André Sornay, un designer Art déco recherché aux enchères
Ebéniste et décorateur, André Sornay a effectué toute sa carrière à Lyon, en cultivant une version de l’Art déco très moderniste. Ses créations touchent désormais un public bien plus large, enregistrant des prix soutenus aux enchères. Décryptage.
André Sornay (1902-2000) fait partie des designers qui ont créé la nouvelle esthétique de l’Art déco à partir des années 1920. Entré en 1918 à l’Ecole supérieure des Beaux-Arts de Lyon, il reprend dès l’année suivante les rênes de l’entreprise familiale de tissus et de meubles.
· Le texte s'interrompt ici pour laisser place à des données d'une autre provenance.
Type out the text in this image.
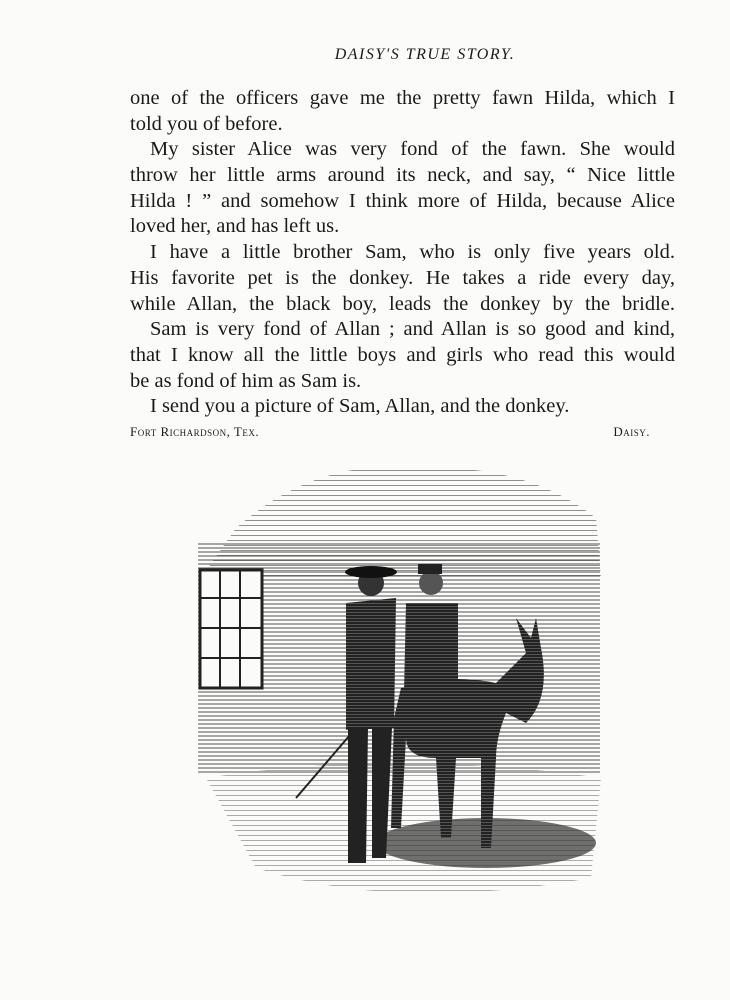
DAISY'S TRUE STORY.
one of the officers gave me the pretty fawn Hilda, which I
told you of before.
My sister Alice was very fond of the fawn. She would
throw her little arms around its neck, and say, “ Nice little
Hilda ! ” and somehow I think more of Hilda, because Alice
loved her, and has left us.
I have a little brother Sam, who is only five years old.
His favorite pet is the donkey. He takes a ride every day,
while Allan, the black boy, leads the donkey by the bridle.
Sam is very fond of Allan ; and Allan is so good and kind,
that I know all the little boys and girls who read this would
be as fond of him as Sam is.
I send you a picture of Sam, Allan, and the donkey.
Fort Richardson, Tex.	Daisy.
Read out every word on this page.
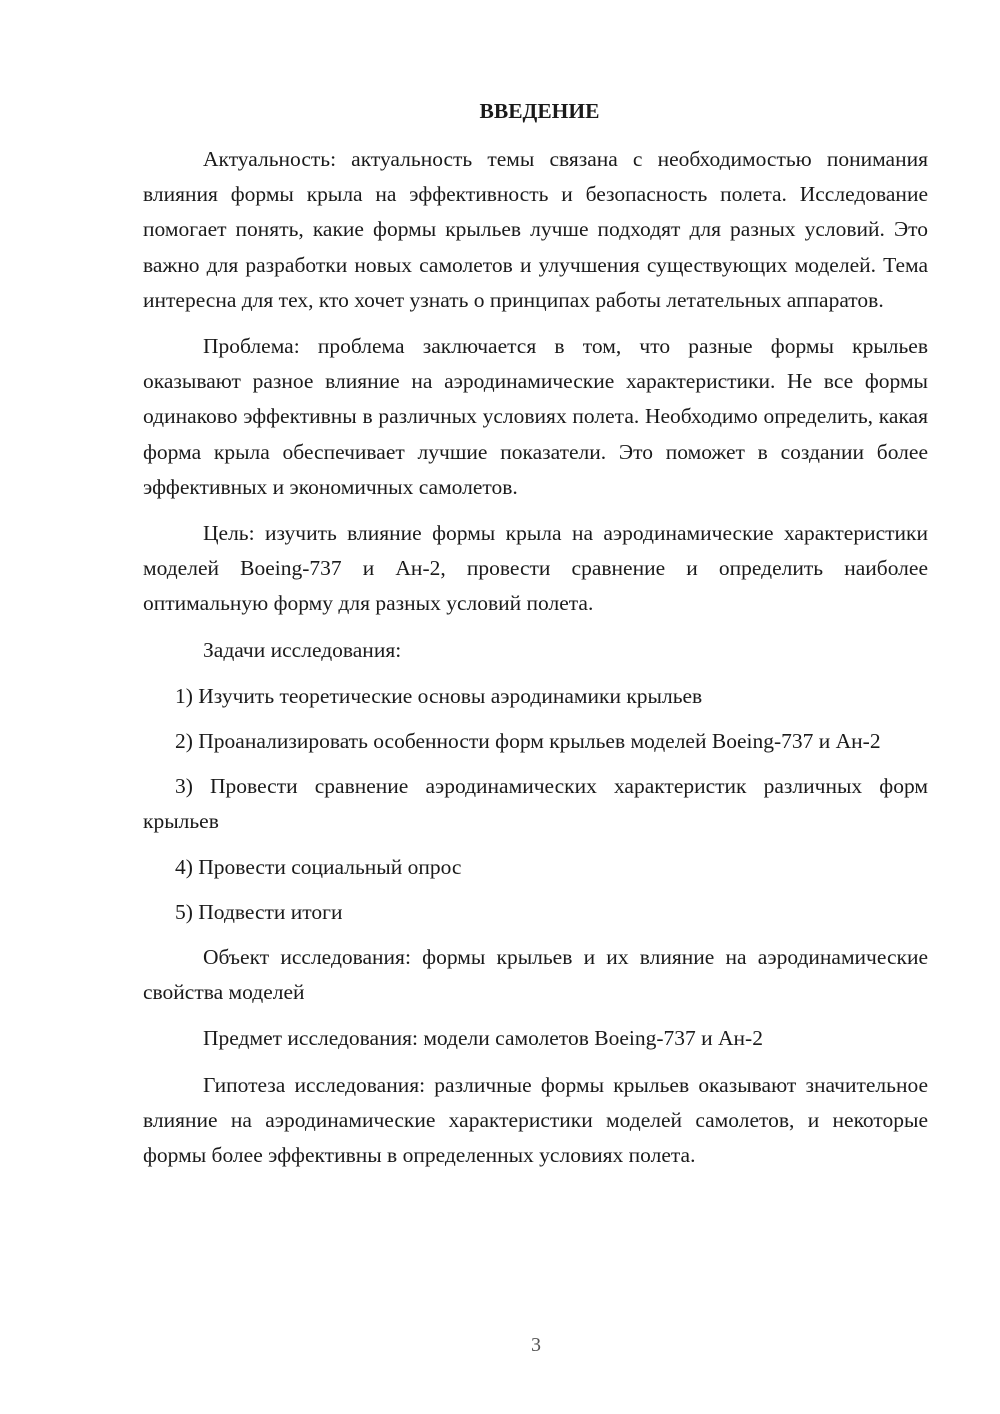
ВВЕДЕНИЕ

Актуальность: актуальность темы связана с необходимостью понимания влияния формы крыла на эффективность и безопасность полета. Исследование помогает понять, какие формы крыльев лучше подходят для разных условий. Это важно для разработки новых самолетов и улучшения существующих моделей. Тема интересна для тех, кто хочет узнать о принципах работы летательных аппаратов.

Проблема: проблема заключается в том, что разные формы крыльев оказывают разное влияние на аэродинамические характеристики. Не все формы одинаково эффективны в различных условиях полета. Необходимо определить, какая форма крыла обеспечивает лучшие показатели. Это поможет в создании более эффективных и экономичных самолетов.

Цель: изучить влияние формы крыла на аэродинамические характеристики моделей Boeing-737 и Ан-2, провести сравнение и определить наиболее оптимальную форму для разных условий полета.

Задачи исследования:

1) Изучить теоретические основы аэродинамики крыльев

2) Проанализировать особенности форм крыльев моделей Boeing-737 и Ан-2

3) Провести сравнение аэродинамических характеристик различных форм крыльев

4) Провести социальный опрос

5) Подвести итоги

Объект исследования: формы крыльев и их влияние на аэродинамические свойства моделей

Предмет исследования: модели самолетов Boeing-737 и Ан-2

Гипотеза исследования: различные формы крыльев оказывают значительное влияние на аэродинамические характеристики моделей самолетов, и некоторые формы более эффективны в определенных условиях полета.

3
En 1922, il présente une salle à manger à la Foire de Lyon, et ne cesse ensuite de développer des lignes de meubles à l’aspect géométrique très moderne. « En revanche, il n’aura jamais vraiment de succès à Paris, même s’il expose deux fois, en 1925 et 1937, cela ne lui apporte pas de commandes… L’essentiel de sa clientèle restera lyonnaise ! Peut-être s’agissait-il d’une forme de snobisme de la part des Parisiens », s’amuse l’expert lyonnais Thierry Roche.
Des meubles sur-mesure pour une clientèle bourgeoise
André Sornay n’est pas tout à fait un ensemblier à l’image de Jacques-Emile Ruhlmann, mais il conçoit des meubles souvent sur-mesure pour sa clientèle bourgeoise, et y ajoute sur demande des lampes qu’il fait fabriquer par un artisan d’après ses croquis, des ferronneries réalisées par Charles Piguet, ou des tapisseries commandées pour l’occasion. « Il choisissait lui-même les tissus, avec beaucoup de goût et un sens inné de l’harmonie », admire l’expert. En 1925, André Sornay décide d’ouvrir son propre atelier de production, dans lequel il emploie jusqu’à une trentaine de personnes.

André Sornay (1902-2000), Paire de fauteuils en bois clair à structure géométrique, montants à pans coupés et garniture de cuir marron. H. 70 cm L. 67 cm P. 80 cm. Adjugée 21 910 euros par la maison Bérard-Péron le 20 mars 2024 à Corbas.
Des meubles cloutés recherchés aux enchères
En 1932, le designer dépose son premier brevet d’invention, un système de panneaux de meubles et un mode d’assemblage. « Il s’agit en fait d’un principe de cloutage sur la lisière des plateaux ou des pieds, ce qui était à la fois esthétique et structurel puisque cela servait à tenir les contreplaqués », détaille l’expert.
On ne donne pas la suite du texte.